Three Layers of Agent Memory

The biggest lie in the AI assistant space is "memory." Most products that claim memory are doing one of two things: stuffing the last N messages into the context window, or running a keyword search over past conversations. Neither produces the experience of talking to something that actually knows you.

We designed Odigos with three distinct layers of knowledge, each solving a different problem at a different timescale.

Layer 1: Explicit Facts

The simplest layer. When you tell the agent "I prefer Python" or "my deploy target is Ubuntu 22.04," it stores that as a discrete, retrievable fact. This is inspired by how ChatGPT's memory works -- direct statements extracted and stored for future retrieval.

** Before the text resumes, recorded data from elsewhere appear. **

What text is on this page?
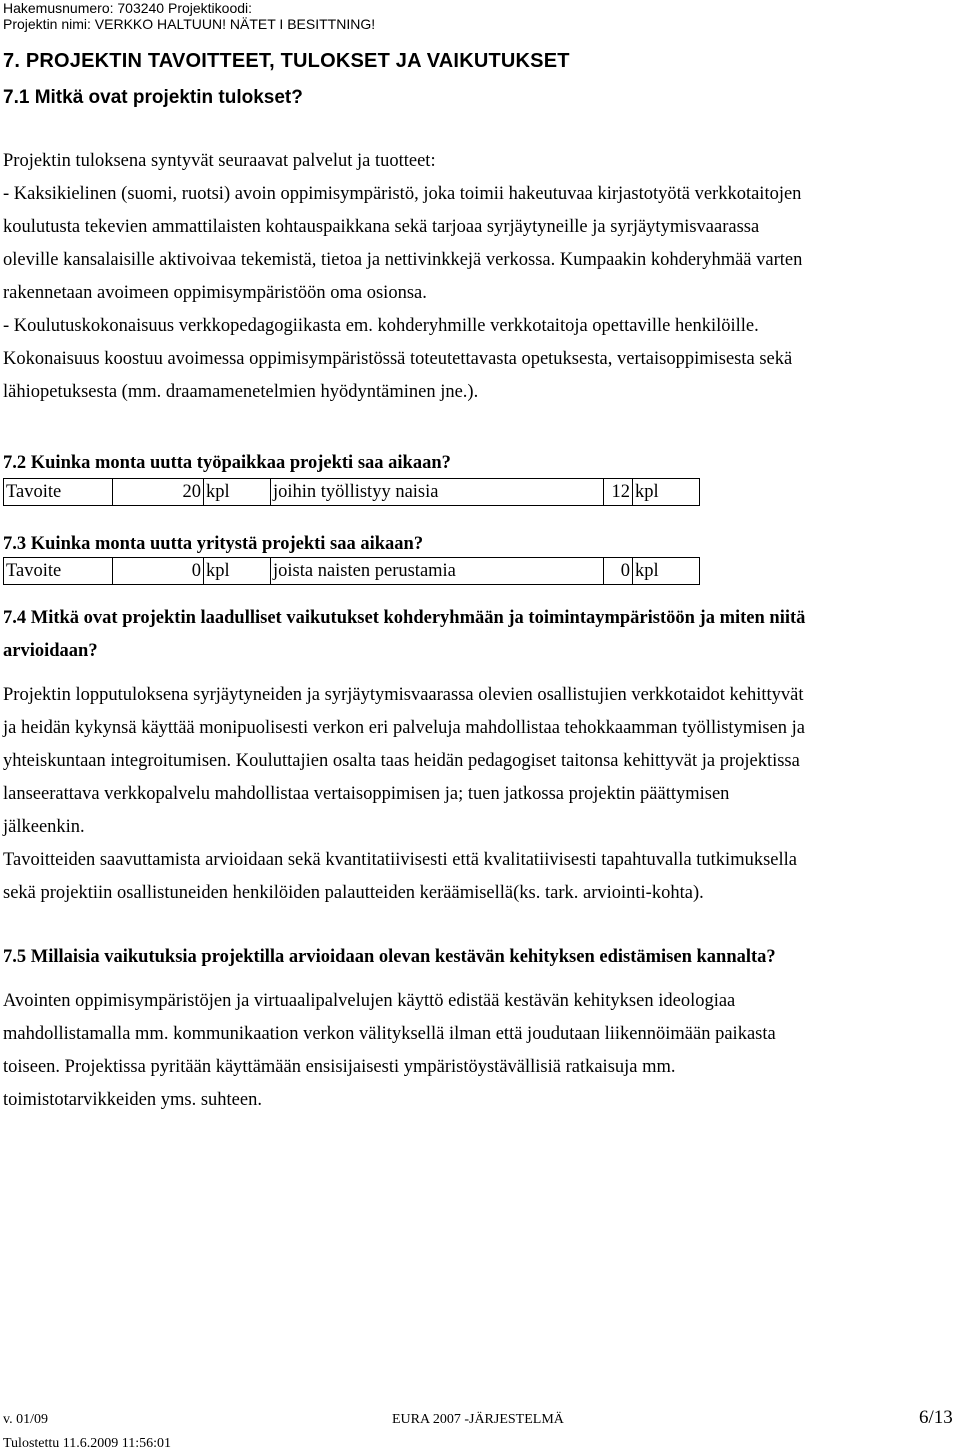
Hakemusnumero: 703240 Projektikoodi:
Projektin nimi: VERKKO HALTUUN! NÄTET I BESITTNING!
7. PROJEKTIN TAVOITTEET, TULOKSET JA VAIKUTUKSET
7.1 Mitkä ovat projektin tulokset?
Projektin tuloksena syntyvät seuraavat palvelut ja tuotteet:
- Kaksikielinen (suomi, ruotsi) avoin oppimisympäristö, joka toimii hakeutuvaa kirjastotyötä verkkotaitojen
koulutusta tekevien ammattilaisten kohtauspaikkana sekä tarjoaa syrjäytyneille ja syrjäytymisvaarassa
oleville kansalaisille aktivoivaa tekemistä, tietoa ja nettivinkkejä verkossa. Kumpaakin kohderyhmää varten
rakennetaan avoimeen oppimisympäristöön oma osionsa.
- Koulutuskokonaisuus verkkopedagogiikasta em. kohderyhmille verkkotaitoja opettaville henkilöille.
Kokonaisuus koostuu avoimessa oppimisympäristössä toteutettavasta opetuksesta, vertaisoppimisesta sekä
lähiopetuksesta (mm. draamamenetelmien hyödyntäminen jne.).
7.2 Kuinka monta uutta työpaikkaa projekti saa aikaan?
Tavoite	20	kpl	joihin työllistyy naisia	12	kpl
7.3 Kuinka monta uutta yritystä projekti saa aikaan?
Tavoite	0	kpl	joista naisten perustamia	0	kpl
7.4 Mitkä ovat projektin laadulliset vaikutukset kohderyhmään ja toimintaympäristöön ja miten niitä
arvioidaan?
Projektin lopputuloksena syrjäytyneiden ja syrjäytymisvaarassa olevien osallistujien verkkotaidot kehittyvät
ja heidän kykynsä käyttää monipuolisesti verkon eri palveluja mahdollistaa tehokkaamman työllistymisen ja
yhteiskuntaan integroitumisen. Kouluttajien osalta taas heidän pedagogiset taitonsa kehittyvät ja projektissa
lanseerattava verkkopalvelu mahdollistaa vertaisoppimisen ja; tuen jatkossa projektin päättymisen
jälkeenkin.
Tavoitteiden saavuttamista arvioidaan sekä kvantitatiivisesti että kvalitatiivisesti tapahtuvalla tutkimuksella
sekä projektiin osallistuneiden henkilöiden palautteiden keräämisellä(ks. tark. arviointi-kohta).
7.5 Millaisia vaikutuksia projektilla arvioidaan olevan kestävän kehityksen edistämisen kannalta?
Avointen oppimisympäristöjen ja virtuaalipalvelujen käyttö edistää kestävän kehityksen ideologiaa
mahdollistamalla mm. kommunikaation verkon välityksellä ilman että joudutaan liikennöimään paikasta
toiseen. Projektissa pyritään käyttämään ensisijaisesti ympäristöystävällisiä ratkaisuja mm.
toimistotarvikkeiden yms. suhteen.
v. 01/09	EURA 2007 -JÄRJESTELMÄ	6/13
Tulostettu 11.6.2009 11:56:01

Explicit facts are high-confidence and low-noise. The agent trusts them completely. They're also editable: you can tell the agent to forget something or correct a stored fact.

Layer 2: Learned User Profile

This is where it gets interesting. During idle time, the agent analyzes past conversations to build a profile of the user -- communication style, expertise areas, recurring concerns, preferred level of detail. This happens in the background during the "dream" cycle, inspired by Honcho, a framework for building user representations from interaction history.

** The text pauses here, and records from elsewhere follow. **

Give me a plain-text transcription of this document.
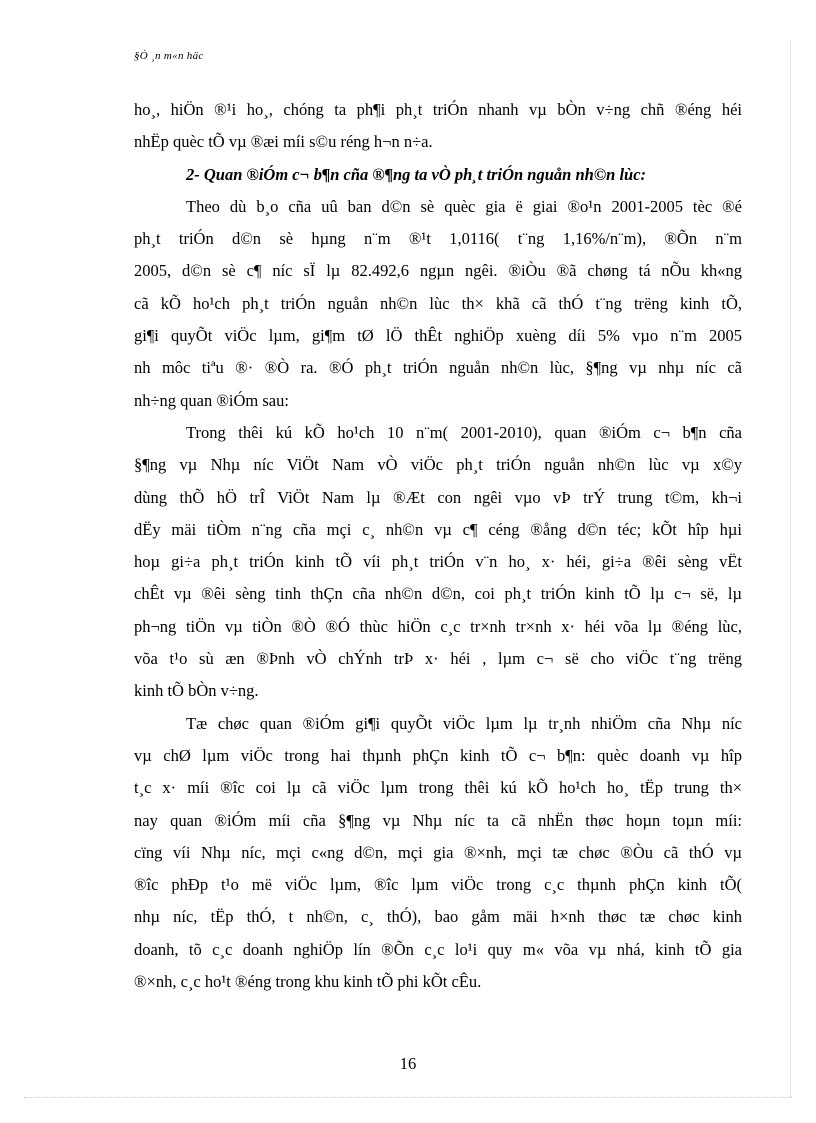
§Ò ¸n m«n häc
ho¸, hiÖn ®¹i ho¸, chóng ta ph¶i ph¸t triÓn nhanh vµ bÒn v÷ng chñ ®éng héi
nhËp quèc tÕ vµ ®æi míi s©u réng h¬n n÷a.
2- Quan ®iÓm c¬ b¶n cña ®¶ng ta vÒ ph¸t triÓn nguån nh©n lùc:
Theo dù b¸o cña uû ban d©n sè quèc gia ë giai ®o¹n 2001-2005 tèc ®é
ph¸t triÓn d©n sè hµng n¨m ®¹t 1,0116( t¨ng 1,16%/n¨m), ®Õn n¨m
2005, d©n sè c¶ níc sÏ lµ 82.492,6 ngµn ngêi. ®iÒu ®ã chøng tá nÕu kh«ng
cã kÕ ho¹ch ph¸t triÓn nguån nh©n lùc th× khã cã thÓ t¨ng trëng kinh tÕ,
gi¶i quyÕt viÖc lµm, gi¶m tØ lÖ thÊt nghiÖp xuèng díi 5% vµo n¨m 2005
nh môc tiªu ®· ®Ò ra. ®Ó ph¸t triÓn nguån nh©n lùc, §¶ng vµ nhµ níc cã
nh÷ng quan ®iÓm sau:
Trong thêi kú kÕ ho¹ch 10 n¨m( 2001-2010), quan ®iÓm c¬ b¶n cña
§¶ng vµ Nhµ níc ViÖt Nam vÒ viÖc ph¸t triÓn nguån nh©n lùc vµ x©y
dùng thÕ hÖ trÎ ViÖt Nam lµ ®Æt con ngêi vµo vÞ trÝ trung t©m, kh¬i
dËy mäi tiÒm n¨ng cña mçi c¸ nh©n vµ c¶ céng ®ång d©n téc; kÕt hîp hµi
hoµ gi÷a ph¸t triÓn kinh tÕ víi ph¸t triÓn v¨n ho¸ x· héi, gi÷a ®êi sèng vËt
chÊt vµ ®êi sèng tinh thÇn cña nh©n d©n, coi ph¸t triÓn kinh tÕ lµ c¬ së, lµ
ph¬ng tiÖn vµ tiÒn ®Ò ®Ó thùc hiÖn c¸c tr×nh tr×nh x· héi võa lµ ®éng lùc,
võa t¹o sù æn ®Þnh vÒ chÝnh trÞ x· héi , lµm c¬ së cho viÖc t¨ng trëng
kinh tÕ bÒn v÷ng.
Tæ chøc quan ®iÓm gi¶i quyÕt viÖc lµm lµ tr¸nh nhiÖm cña Nhµ níc
vµ chØ lµm viÖc trong hai thµnh phÇn kinh tÕ c¬ b¶n: quèc doanh vµ hîp
t¸c x· míi ®îc coi lµ cã viÖc lµm trong thêi kú kÕ ho¹ch ho¸ tËp trung th×
nay quan ®iÓm míi cña §¶ng vµ Nhµ níc ta cã nhËn thøc hoµn toµn míi:
cïng víi Nhµ níc, mçi c«ng d©n, mçi gia ®×nh, mçi tæ chøc ®Òu cã thÓ vµ
®îc phÐp t¹o më viÖc lµm, ®îc lµm viÖc trong c¸c thµnh phÇn kinh tÕ(
nhµ níc, tËp thÓ, t nh©n, c¸ thÓ), bao gåm mäi h×nh thøc tæ chøc kinh
doanh, tõ c¸c doanh nghiÖp lín ®Õn c¸c lo¹i quy m« võa vµ nhá, kinh tÕ gia
®×nh, c¸c ho¹t ®éng trong khu kinh tÕ phi kÕt cÊu.
16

The profile isn't just a list of traits. It's a living document that the agent updates as it learns more. Early conversations might produce a vague profile; after weeks of interaction, the agent has a nuanced understanding of how you think and what you need.

Layer 3: Long-Term Recall

Every conversation is embedded and stored for vector search, but we go further: an entity extraction layer maps relationships between people, projects, tools, and concepts into a structured graph. When the agent needs to recall something, it can search by semantic similarity (vector) and by relationship (graph).

This means you can ask "what did we decide about the deployment strategy last month?" and the agent can retrieve not just the conversation where you discussed it, but the related decisions, the people involved, and any follow-up actions that were tracked.

Why Three Layers?

Each layer has different characteristics. Conversation history is immediate but limited by context windows. Vector memory is comprehensive but depends on retrieval quality. Facts are precise but require explicit statements. The user profile is rich but probabilistic. Tactical experiences are actionable but narrow. By combining all five, the agent builds a representation of its owner that no single approach could achieve.

The result is an agent that feels like it actually knows you -- not because it's performing a trick with context windows, but because it's built a genuine model of who you are and what you need.